The Supreme Court’s new reading of the Second Amendment reflects that. And from Stevens’s view, it has created such an untenable position that he argues the amendment must now be repealed.
This idea isn’t going to get anywhere
While Stevens’s historical retelling may be correct, the reality is this proposal isn’t going to get very far.
Adam Winkler, a UCLA law professor and author of Gunfight, argued on Twitter that the basic problem here is this is now more a political battle than a legal one: Even before the Supreme Court’s Heller decision, gun control struggled — because organizations like the NRA made it very difficult, politically, to get anything done. That’s the real hurdle, Winkler claimed, more than how the courts interpret the Second Amendment.
For gun control advocates, the good news is this may be changing.
The political obstacle has not been public opinion per se. Based on surveys by Gallup and the Pew Research Center, a majority of Americans back stricter gun laws, and even bigger majorities support specific policies like universal background checks, restrictions on people with mental illness buying guns, an assault weapons ban, and a federal database to track gun sales, with support for these policies sometimes topping 75 percent even among Republicans. This has been true for years in US politics.
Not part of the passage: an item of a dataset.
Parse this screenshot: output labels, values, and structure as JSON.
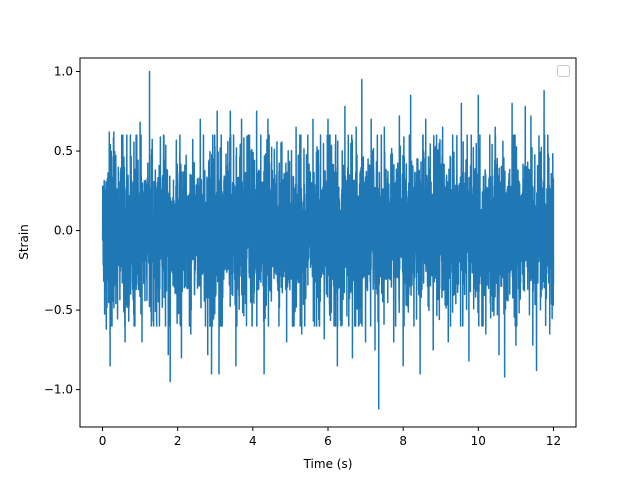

Instead, the big obstacle is issue intensity. Republican strategist Grover Norquist put it this way, back in 2000: “The question is intensity versus preference. You can always get a certain percentage to say they are in favor of some gun controls. But are they going to vote on their ‘control’ position?” Probably not, he suggested, “but for that 4-5 percent who care about guns, they will vote on this.”
The March for Our Lives may be changing this. By getting people riled up on the issue of guns — to the point that hundreds of thousands came to Washington, DC, to march over the weekend — the movement can build a voting group that’s just as passionate on gun control as the other side is for gun rights.
Winkler suggested that this is the right path forward:
March for Our Lives’ success is far from guaranteed. But if you agree with Winkler, this is a more plausible way of enacting stricter gun laws than an attempt to repeal a constitutional amendment.